Putting aside his whining, barking and flatulence, he is still a great joy. At this slowed pace, he no longer walks like a dog with a mission-now he languishes as he closely explores the terrain. With even the slightest change in weather, Joey explores the world as if he had never seen it before. Look here- a chicken bone! Or here’s some good poop! Or a butterfly! An interesting leaf! Hey, check out this strong breeze-it makes my ears flap!

I am forced to slow down and I sometimes get antsy. (Really dude? You wanna eat THAT?) But while he explores the new additions to the usual topography, I have learned to take these moments to breathe and really notice -the brilliant blue sky-the warm sun- the field of daffodils- that weren’t there yesterday. He has taught me the gift of moving slowly and really, really seeing all the wondrous things I used to take for granted.

When he is intent on a small bug working its way over a brown torn leaf, I consider -What is he thinking? Is he planning his day in his head? Something like “Gee, will I get a treat when we go home? When will I go in the car? When is she going to work?”  

I doubt it.  All that obsessing and endless planning is saved for me–the human in the relationship–the one who is supposed to be of superior intellect.
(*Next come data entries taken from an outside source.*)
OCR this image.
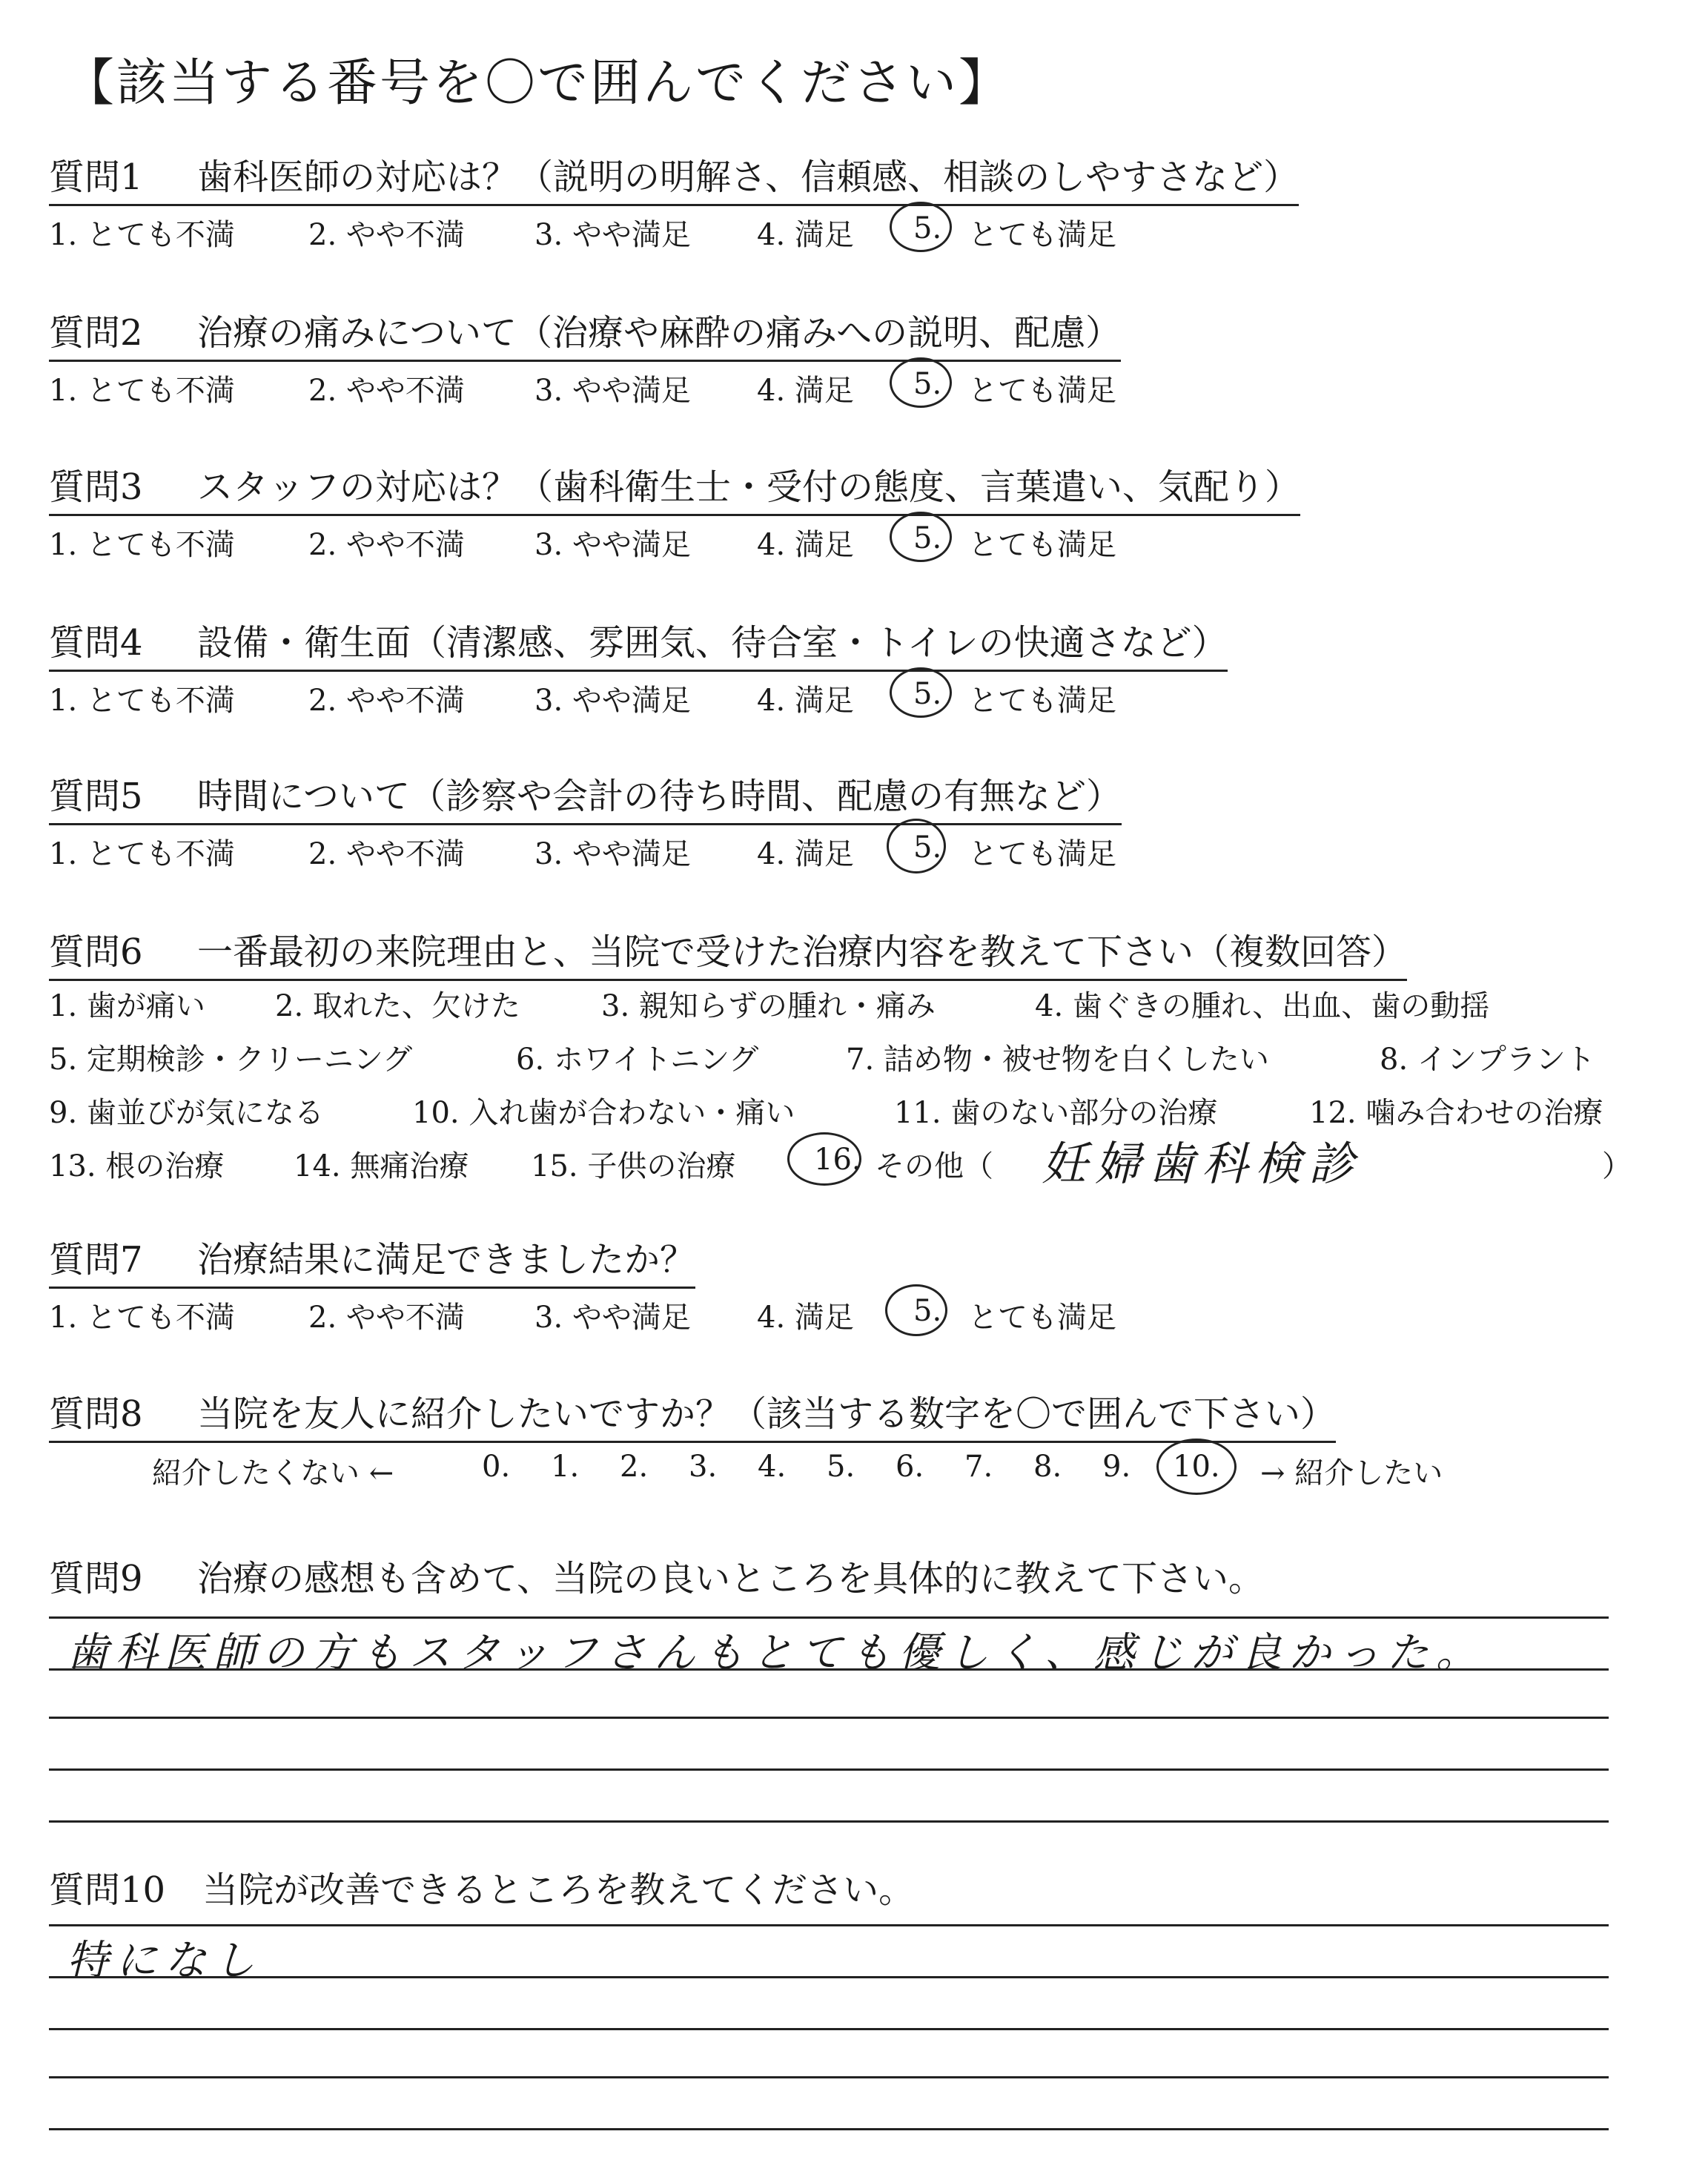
【該当する番号を〇で囲んでください】
質問1 歯科医師の対応は？（説明の明解さ、信頼感、相談のしやすさなど）
1. とても不満 2. やや不満 3. やや満足 4. 満足 5. とても満足
質問2 治療の痛みについて（治療や麻酔の痛みへの説明、配慮）
1. とても不満 2. やや不満 3. やや満足 4. 満足 5. とても満足
質問3 スタッフの対応は？（歯科衛生士・受付の態度、言葉遣い、気配り）
1. とても不満 2. やや不満 3. やや満足 4. 満足 5. とても満足
質問4 設備・衛生面（清潔感、雰囲気、待合室・トイレの快適さなど）
1. とても不満 2. やや不満 3. やや満足 4. 満足 5. とても満足
質問5 時間について（診察や会計の待ち時間、配慮の有無など）
1. とても不満 2. やや不満 3. やや満足 4. 満足 5. とても満足
質問6 一番最初の来院理由と、当院で受けた治療内容を教えて下さい（複数回答）
1. 歯が痛い 2. 取れた、欠けた	3. 親知らずの腫れ・痛み	4. 歯ぐきの腫れ、出血、歯の動揺
5. 定期検診・クリーニング	6. ホワイトニング	7. 詰め物・被せ物を白くしたい	8. インプラント
9. 歯並びが気になる	10. 入れ歯が合わない・痛い	11. 歯のない部分の治療	12. 噛み合わせの治療
13. 根の治療 14. 無痛治療 15. 子供の治療	16. その他（	）
妊婦歯科検診
質問7 治療結果に満足できましたか？
1. とても不満 2. やや不満 3. やや満足 4. 満足 5. とても満足
質問8 当院を友人に紹介したいですか？（該当する数字を〇で囲んで下さい）
紹介したくない ←	0. 1. 2. 3. 4. 5. 6. 7. 8. 9. 10. → 紹介したい
質問9 治療の感想も含めて、当院の良いところを具体的に教えて下さい。
歯科医師の方もスタッフさんもとても優しく、感じが良かった。
質問10 当院が改善できるところを教えてください。
特になし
But it is Joey, the Dog, who is the ultimate wise Zen Master–ever present, mindful, and observing without judgment. Forever forgiving and unconditionally loving. He has taught me mindfulness.

Among all the gifts there are in having a dog by my side, this is the big one. He has taught me that while we don’t cover as much ground as we once did, at this new and slower pace we see and enjoy so much more.

He has also taught me that a really yummy treat and a nap in the sun can do wonders.

 

© 2013 Donna F. Ferber, LPC, LADC is a psychotherapist in private practice in Farmington, CT since 1986. She is the author of the award winning From Ex-Wife to Exceptional Life: A Woman’s Journey through Divorce now available in Kindle format for $9.99 as well as in paperback.

6 Comments

  1. Wendy on the 13. Apr, 2013 remarked #

    I heard about a book, titled “On Looking”. I haven’t read it yet, but I understand it is about how the author learned to really look at things by watching her dog(s). It’s on my ‘to read’ list. Loved your post by the way.

  2. cj golden on the 14. Apr, 2013 remarked #

    Absolutely gorgeous. There is no more to say.

  3. Dawn S on the 14. Apr, 2013 remarked #

    Donna – what a great blog post! I remember when you got Joey – and even named one of my pups after him as I loved the name.

  4. Jan on the 19. Apr, 2013 remarked #

    I was blessed to share life with a much-loved and wonderful cat who left us late last summer at the very old age of 19 (over 90 in people years, according to the vet). I still miss her and wish she was here, but I learned from her that when you know it is time, you just rest your head on your water dish and ask those who love you to let you go.

  5. Patti on the 22. Apr, 2013 remarked #

    I’ve only been without a dog for 2 days in 25 years and cried for those two days. Dogs are such wonderful unconditional love companions.

    Mine currently is Sheena, a 9 year old husky-collie mix who is the sweetest gentlest but stubborn and independent creature – hmm, they do say that they take after their owners right?

  6. Judy on the 29. Apr, 2013 remarked #

    It is a blessing that you and Joey have found each other,and have found greater understanding because of this relationship.